The Poppy War

She swallowed her skepticism, took a leap of faith, and chose to follow his instructions, hoping that enlightenment might be on the other side. Yet she did not leap blindly, because she knew what was at the other end. Daily, she saw the proof of enlightenment before her.

Because Jiang did things that no human should be able to do.

The first time, he made the leaves at his feet spin without moving a muscle.

She thought it was a trick of the wind.

And then he did it again, and then a third time, just to prove he had utter control over it.

“Shit,” she said, and then repeated, “Shit. Shit. Shit. How. How?”

“Easily,” he said.

She gaped at him. “This is—this isn’t martial arts, it’s . . .”

“It’s what?” he pressed.

“It’s supernatural.”

He looked smug. “Supernatural is a word for anything that doesn’t fit your present understanding of the world. I need you to suspend your disbelief. I need you to simply accept that these things are possible.”

“I’m supposed to take it as true that you’re a god?”

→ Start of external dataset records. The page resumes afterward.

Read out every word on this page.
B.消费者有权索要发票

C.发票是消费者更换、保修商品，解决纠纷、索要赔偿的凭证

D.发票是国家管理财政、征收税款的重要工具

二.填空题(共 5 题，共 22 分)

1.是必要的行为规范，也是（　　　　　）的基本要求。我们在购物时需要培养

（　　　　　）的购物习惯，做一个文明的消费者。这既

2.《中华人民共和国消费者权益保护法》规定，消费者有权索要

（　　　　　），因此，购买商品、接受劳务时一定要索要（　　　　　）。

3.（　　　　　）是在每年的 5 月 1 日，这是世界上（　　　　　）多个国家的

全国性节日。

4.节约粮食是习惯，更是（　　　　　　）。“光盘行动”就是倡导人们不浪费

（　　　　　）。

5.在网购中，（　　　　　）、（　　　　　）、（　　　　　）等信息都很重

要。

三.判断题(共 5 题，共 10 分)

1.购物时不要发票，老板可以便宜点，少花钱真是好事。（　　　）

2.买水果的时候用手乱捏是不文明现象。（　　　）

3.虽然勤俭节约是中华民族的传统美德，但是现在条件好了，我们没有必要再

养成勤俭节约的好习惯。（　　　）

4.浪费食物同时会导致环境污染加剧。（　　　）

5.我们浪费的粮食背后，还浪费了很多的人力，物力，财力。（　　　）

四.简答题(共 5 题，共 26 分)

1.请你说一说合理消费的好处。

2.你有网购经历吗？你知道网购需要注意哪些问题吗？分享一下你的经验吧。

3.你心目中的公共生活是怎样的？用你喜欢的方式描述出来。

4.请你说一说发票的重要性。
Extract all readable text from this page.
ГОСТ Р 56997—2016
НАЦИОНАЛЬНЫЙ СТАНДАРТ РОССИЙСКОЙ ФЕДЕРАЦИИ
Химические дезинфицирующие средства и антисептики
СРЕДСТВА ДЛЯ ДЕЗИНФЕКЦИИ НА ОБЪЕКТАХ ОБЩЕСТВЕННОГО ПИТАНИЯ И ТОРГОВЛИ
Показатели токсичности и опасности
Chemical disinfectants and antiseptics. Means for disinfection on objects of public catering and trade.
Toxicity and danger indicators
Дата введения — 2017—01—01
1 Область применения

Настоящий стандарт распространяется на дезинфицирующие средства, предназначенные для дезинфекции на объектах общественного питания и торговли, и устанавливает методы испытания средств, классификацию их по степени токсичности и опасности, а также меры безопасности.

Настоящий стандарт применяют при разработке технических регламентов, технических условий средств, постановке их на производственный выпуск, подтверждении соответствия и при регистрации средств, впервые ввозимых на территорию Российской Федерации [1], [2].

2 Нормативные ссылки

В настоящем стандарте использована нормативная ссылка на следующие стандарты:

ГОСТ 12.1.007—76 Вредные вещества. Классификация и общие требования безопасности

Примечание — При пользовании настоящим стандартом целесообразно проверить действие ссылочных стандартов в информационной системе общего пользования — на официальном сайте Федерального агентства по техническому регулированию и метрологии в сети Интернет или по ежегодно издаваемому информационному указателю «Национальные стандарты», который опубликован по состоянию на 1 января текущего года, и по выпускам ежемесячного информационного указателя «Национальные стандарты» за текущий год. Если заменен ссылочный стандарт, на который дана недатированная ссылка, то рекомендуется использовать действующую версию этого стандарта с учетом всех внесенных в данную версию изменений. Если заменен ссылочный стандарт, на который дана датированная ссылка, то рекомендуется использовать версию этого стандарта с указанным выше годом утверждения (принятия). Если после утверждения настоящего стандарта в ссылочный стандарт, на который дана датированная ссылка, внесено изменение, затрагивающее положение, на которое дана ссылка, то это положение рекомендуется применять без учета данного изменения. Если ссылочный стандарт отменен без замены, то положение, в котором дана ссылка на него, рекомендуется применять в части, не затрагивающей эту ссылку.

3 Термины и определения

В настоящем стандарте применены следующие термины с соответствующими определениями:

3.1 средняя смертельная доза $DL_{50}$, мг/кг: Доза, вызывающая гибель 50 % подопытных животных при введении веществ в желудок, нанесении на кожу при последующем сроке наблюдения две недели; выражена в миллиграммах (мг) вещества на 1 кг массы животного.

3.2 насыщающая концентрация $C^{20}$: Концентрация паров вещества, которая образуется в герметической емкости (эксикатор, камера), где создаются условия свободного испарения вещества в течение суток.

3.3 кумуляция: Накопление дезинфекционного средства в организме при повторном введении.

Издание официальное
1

“Don’t be silly. I am not a god,” he said. “I am a mortal who has woken up, and there is power in awareness.”

He made the wind howl at his command. He made trees rustle by pointing at them. He made water ripple without touching it, and could cause shadows to twist and screech with a whispered word.

She realized that Jiang showed her these things because she would not have believed them if he’d merely told her they were possible. He was building up a background of possibilities for her, a web of new concepts. How did you explain to a child the idea of gravity, until they knew what it meant to fall?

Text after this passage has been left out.